Disadur dari Renungan Harian Air Hidup, edisi 11 Desember 2012 -

Baca:  2 Korintus 5:11-21

"Sebab kasih Kristus yang menguasai kami, karena kami telah mengerti, bahwa jika satu orang sudah mati untuk semua orang, maka mereka semua sudah mati."  2 Korintus 5:14

Ketika seseorang digerakkan oleh cinta, dia tidak dapat melepaskan diri darinya.  Pengalaman cinta seperti itu akan membutakan dia, membuatnya tak berdaya.  Cinta adalah dasar pengabdian.  Tak seorang pun dapat mengabdikan diri tanpa merasakan cinta Tuhan.  Sebelum seseorang dapat mengabdikan diri dia harus melihat cintaNya Tuhan terlebih dahulu.  Percuma bicara tentang pengabdian jika cinta Tuhan belum dilihat.  Pengabdian kepada Tuhan juga berdasar pada pengertian bahwa tubuh kita adalah bait Roh kudus:  "Atau tidak tahukah kamu, bahwa tubuhmu adalah bait Roh Kudus yang diam di dalam kamu, Roh Kudus yang kamu peroleh dari Allah, -dan bahwa kamu bukan milik kamu sendiri?  Sebab kamu telah dibeli dan harganya telah lunas dibayar: Karena itu muliakanlah Allah dengan tubuhmu!"  (1 Korintus 6:19-20).

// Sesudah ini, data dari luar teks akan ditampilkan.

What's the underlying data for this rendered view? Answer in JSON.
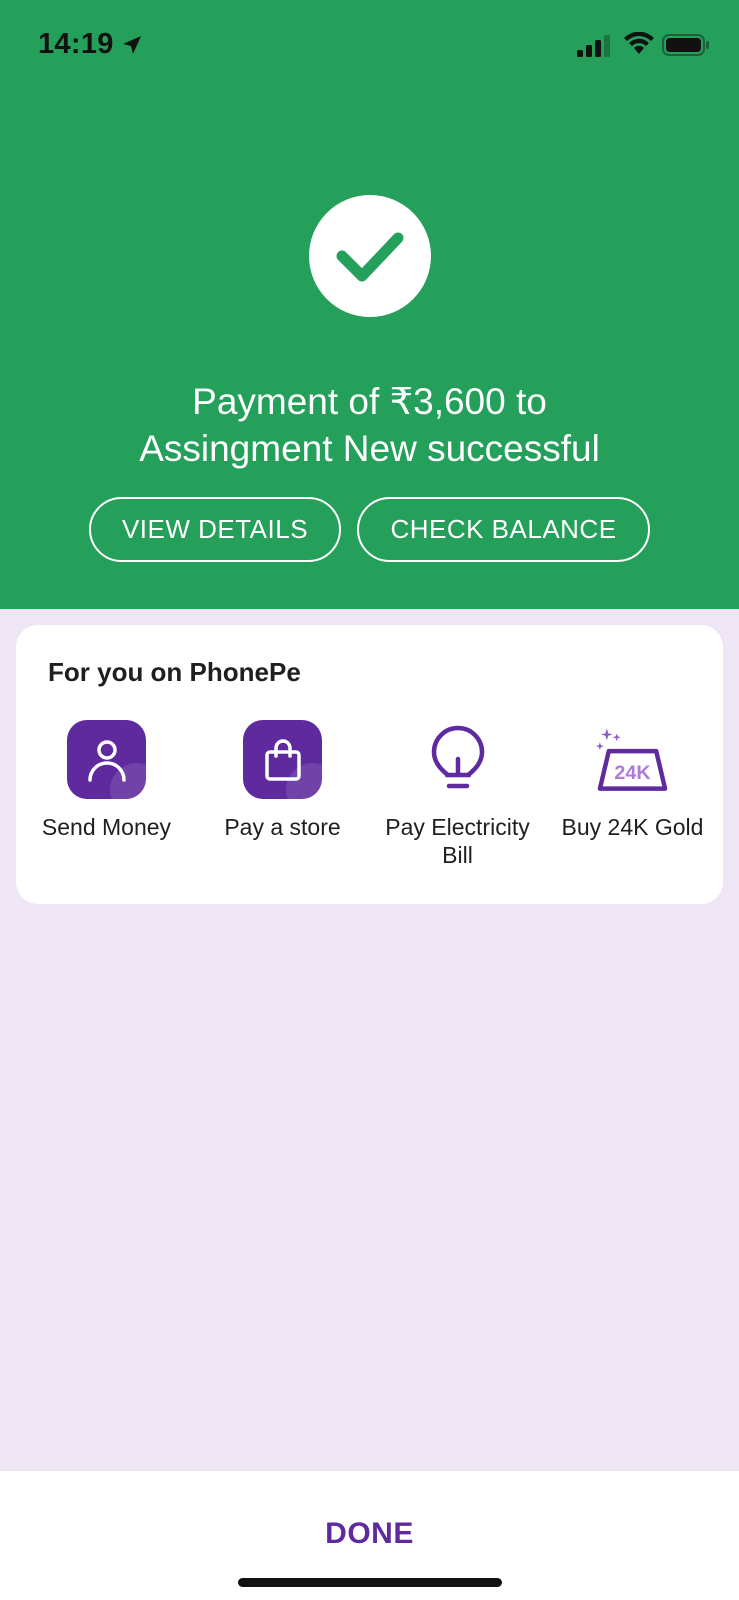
{
  "status_bar": {
    "time": "14:19",
    "icons": [
      "location-arrow-icon",
      "signal-icon",
      "wifi-icon",
      "battery-icon"
    ]
  },
  "payment": {
    "status_icon": "checkmark-icon",
    "message_line1": "Payment of ₹3,600 to",
    "message_line2": "Assingment New successful",
    "view_details_label": "VIEW DETAILS",
    "check_balance_label": "CHECK BALANCE"
  },
  "for_you": {
    "title": "For you on PhonePe",
    "actions": [
      {
        "label": "Send Money",
        "icon": "person-icon"
      },
      {
        "label": "Pay a store",
        "icon": "shopping-bag-icon"
      },
      {
        "label": "Pay Electricity Bill",
        "icon": "lightbulb-icon"
      },
      {
        "label": "Buy 24K Gold",
        "icon": "gold-bar-icon",
        "icon_text": "24K"
      }
    ]
  },
  "footer": {
    "done_label": "DONE"
  },
  "colors": {
    "success_green": "#24a05b",
    "brand_purple": "#5e2a9e",
    "page_background": "#efe6f5"
  }
}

     Banyak dari kita yang masih belum mengerti bahwa tubuh kita ini bukanlah milik kita sendiri.  Namun pernyataan ini pastilah sangat dimengerti oleh orang-orang di Korintus, karena pada jaman kekaisaran Roma mereka mempunyai apa yang disebut sebagai pasar perdagangan manusia, di mana seseorang dapat membeli manusia lain layaknya membeli domba atau sapi.  Jika seseorang memberi seorang manusia, sang pembeli menjadi tuan dan ia memiliki hak penuh atas diri manusia tersebut.  Manusia yang dibeli tersebut pasti menjadi budak dari tuannya.

     Dalam konteks yang sama, kita adalah budak Iblis, tetapi Tuhan telah menebus kita dengan harga yang sangat mahal.  Tuhan memberikan nyawaNya sebagai tebusan,  "Sebab kamu tahu, bahwa kamu telah ditebus dari cara hidupmu yang sia-sia yang kamu warisi dari nenek moyangmu itu bukan dengan barang yang fana, bukan pula dengan perak atau emas, melainkan dengan darah yang mahal, yaitu darah Kristus yang sama seperti darah anak domba yang tak bernoda dan tak bercacat."  (1 Petrus 1:18-19).  Kita tidak dapat menyelamatkan diri kita sendiri,  "Karena semua orang telah berbuat dosa dan telah kehilangan kemuliaan Allah, dan oleh kasih karunia telah dibenarkan dengan cuma-cuma karena penebusan dalam Kristus Yesus."  (Roma 3:23-24).  Di satu sisi, atas nama cinta kita memilih melayani Tuhan;  di sisi lain atas nama kebenaran, diri kita bukanlah milik kita sendiri.

Kita tidak punya hak lagi atas diri kita, karena itu kita wajib mengabdikan diri sepenuhnya kepada Tuhan!